Martineau extracted a larger sample from the beaker and inserted the fluid into an SG machine. SG stood for spermatogenesis, the process by which the male of a species creates spermatozoa. The SG machine was designed to artificially reproduce mammal sperm and seminal fluid from a sampling of genetic material. Its counterpart, the OV machine, created viable ova for in vitro fertilization.

Both machines evolved from Martineau’s research in cellular mechanics and were initially designed to extend profitable bloodlines in horses and other livestock and to reestablish endangered and recently extinct species. The technology also held the promise of helping infertile couples produce biological offspring.

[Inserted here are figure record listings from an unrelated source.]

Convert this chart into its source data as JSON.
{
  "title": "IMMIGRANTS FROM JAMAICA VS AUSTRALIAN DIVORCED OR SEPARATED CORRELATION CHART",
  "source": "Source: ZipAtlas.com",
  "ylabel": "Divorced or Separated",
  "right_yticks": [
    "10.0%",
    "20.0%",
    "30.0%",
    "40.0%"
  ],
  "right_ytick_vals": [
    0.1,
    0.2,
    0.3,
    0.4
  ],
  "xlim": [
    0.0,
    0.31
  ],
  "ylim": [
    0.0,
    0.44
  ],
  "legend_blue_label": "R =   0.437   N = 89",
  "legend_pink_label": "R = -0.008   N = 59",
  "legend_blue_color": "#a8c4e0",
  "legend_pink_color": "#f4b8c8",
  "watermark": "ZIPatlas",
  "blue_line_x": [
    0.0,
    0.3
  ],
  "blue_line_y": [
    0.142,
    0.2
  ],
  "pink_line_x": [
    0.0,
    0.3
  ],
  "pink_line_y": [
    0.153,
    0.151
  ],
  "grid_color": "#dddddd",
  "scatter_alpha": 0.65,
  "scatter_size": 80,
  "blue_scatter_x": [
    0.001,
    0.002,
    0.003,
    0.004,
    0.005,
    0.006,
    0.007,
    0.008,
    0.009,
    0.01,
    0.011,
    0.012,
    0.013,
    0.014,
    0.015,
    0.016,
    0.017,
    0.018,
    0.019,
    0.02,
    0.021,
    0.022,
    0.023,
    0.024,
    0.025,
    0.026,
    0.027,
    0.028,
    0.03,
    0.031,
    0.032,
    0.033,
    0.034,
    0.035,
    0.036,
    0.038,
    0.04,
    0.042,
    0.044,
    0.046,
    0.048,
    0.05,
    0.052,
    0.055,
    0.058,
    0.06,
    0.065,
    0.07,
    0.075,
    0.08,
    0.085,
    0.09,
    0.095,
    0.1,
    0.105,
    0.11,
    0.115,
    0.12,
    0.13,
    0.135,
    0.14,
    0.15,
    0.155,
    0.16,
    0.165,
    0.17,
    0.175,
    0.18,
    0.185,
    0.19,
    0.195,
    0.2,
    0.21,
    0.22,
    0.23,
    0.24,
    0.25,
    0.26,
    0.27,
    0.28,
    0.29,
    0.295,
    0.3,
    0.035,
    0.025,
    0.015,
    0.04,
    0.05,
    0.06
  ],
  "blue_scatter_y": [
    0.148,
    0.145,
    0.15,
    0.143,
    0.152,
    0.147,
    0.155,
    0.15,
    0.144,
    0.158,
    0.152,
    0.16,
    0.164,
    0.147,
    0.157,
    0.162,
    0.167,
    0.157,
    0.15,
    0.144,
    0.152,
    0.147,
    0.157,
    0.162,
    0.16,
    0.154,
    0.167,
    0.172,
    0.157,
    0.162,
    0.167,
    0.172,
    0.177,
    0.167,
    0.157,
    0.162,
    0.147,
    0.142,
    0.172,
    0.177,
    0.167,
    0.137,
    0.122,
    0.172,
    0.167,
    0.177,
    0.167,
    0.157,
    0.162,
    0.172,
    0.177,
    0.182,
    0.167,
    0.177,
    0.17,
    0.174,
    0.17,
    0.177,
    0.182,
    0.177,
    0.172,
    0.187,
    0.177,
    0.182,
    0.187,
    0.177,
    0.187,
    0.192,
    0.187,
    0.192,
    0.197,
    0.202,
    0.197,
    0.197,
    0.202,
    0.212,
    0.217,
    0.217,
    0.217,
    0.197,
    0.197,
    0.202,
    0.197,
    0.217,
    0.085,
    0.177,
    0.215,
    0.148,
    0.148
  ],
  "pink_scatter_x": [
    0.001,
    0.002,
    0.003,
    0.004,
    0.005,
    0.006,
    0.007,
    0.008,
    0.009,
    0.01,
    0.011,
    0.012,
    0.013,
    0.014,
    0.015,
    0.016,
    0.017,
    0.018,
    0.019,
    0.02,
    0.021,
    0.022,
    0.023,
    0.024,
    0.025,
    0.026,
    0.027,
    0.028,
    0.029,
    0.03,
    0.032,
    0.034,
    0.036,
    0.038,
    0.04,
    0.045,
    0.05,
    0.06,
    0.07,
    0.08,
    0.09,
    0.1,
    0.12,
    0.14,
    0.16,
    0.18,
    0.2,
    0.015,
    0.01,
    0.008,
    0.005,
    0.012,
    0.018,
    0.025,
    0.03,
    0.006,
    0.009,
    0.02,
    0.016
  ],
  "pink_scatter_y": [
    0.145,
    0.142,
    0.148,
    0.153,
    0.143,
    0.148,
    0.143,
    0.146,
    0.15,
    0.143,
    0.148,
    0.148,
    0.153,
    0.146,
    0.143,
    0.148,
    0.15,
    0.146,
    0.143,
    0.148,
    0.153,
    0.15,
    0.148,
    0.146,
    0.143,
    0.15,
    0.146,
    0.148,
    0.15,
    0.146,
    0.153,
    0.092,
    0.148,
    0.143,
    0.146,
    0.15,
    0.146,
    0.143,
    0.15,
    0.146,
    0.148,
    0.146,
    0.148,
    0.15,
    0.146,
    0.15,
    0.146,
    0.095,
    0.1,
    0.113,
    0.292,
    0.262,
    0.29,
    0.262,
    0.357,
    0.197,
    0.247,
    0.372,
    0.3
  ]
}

In an extrapolation of the SG machine’s potential, Martineau once submitted a proposal to Lafitte to produce a biological daughter of a lesbian couple, fabricating sperm with one of the women’s DNA. She even toyed with the idea of building an ovum from a man’s genetic material. The fertilized egg would require a donor womb, but for the first time a man would be the biological mother of the child. The more Martineau grew to understand the intricate inner workings of cells, the more godlike power she felt over the mechanics of life.

In other avenues of her research, Martineau pushed the limits in coaxing undifferentiated cells into becoming different parts of the body. She grew skin, muscle, and nerve cells in dishes, and was making progress with internal organs and bone marrow.

All of Martineau’s machines were in the early testing phase, still years away from government approval for commercial use. The one critical element she still lacked was speed. The time it took to read the entire length of the human genome had dropped from a decade, to three years, to now just under a year — but for Martineau this was still far too long.

Vielogic’s eventual acquisition of UGene promised to cut the time it took to read a person’s genome down to a matter of days. Such speed would allow Vielogic to custom-tailor pharmaceuticals to individual needs — an innovation that would shake the rest of the drug industry like a violent earthquake.

Martineau opened the door of her lab freezer and retrieved a test tube. Inside, the clear Tris-EDTA solution remained liquid, preserving the delicate strands of DNA she’d painstakingly extracted the previous day. Since her return from the U.S., she had begun retrieving DNA samples from the sweat left by Nolan Kilkenny during his visit to the Level 4 lab in New Jersey. Her work was nearly complete.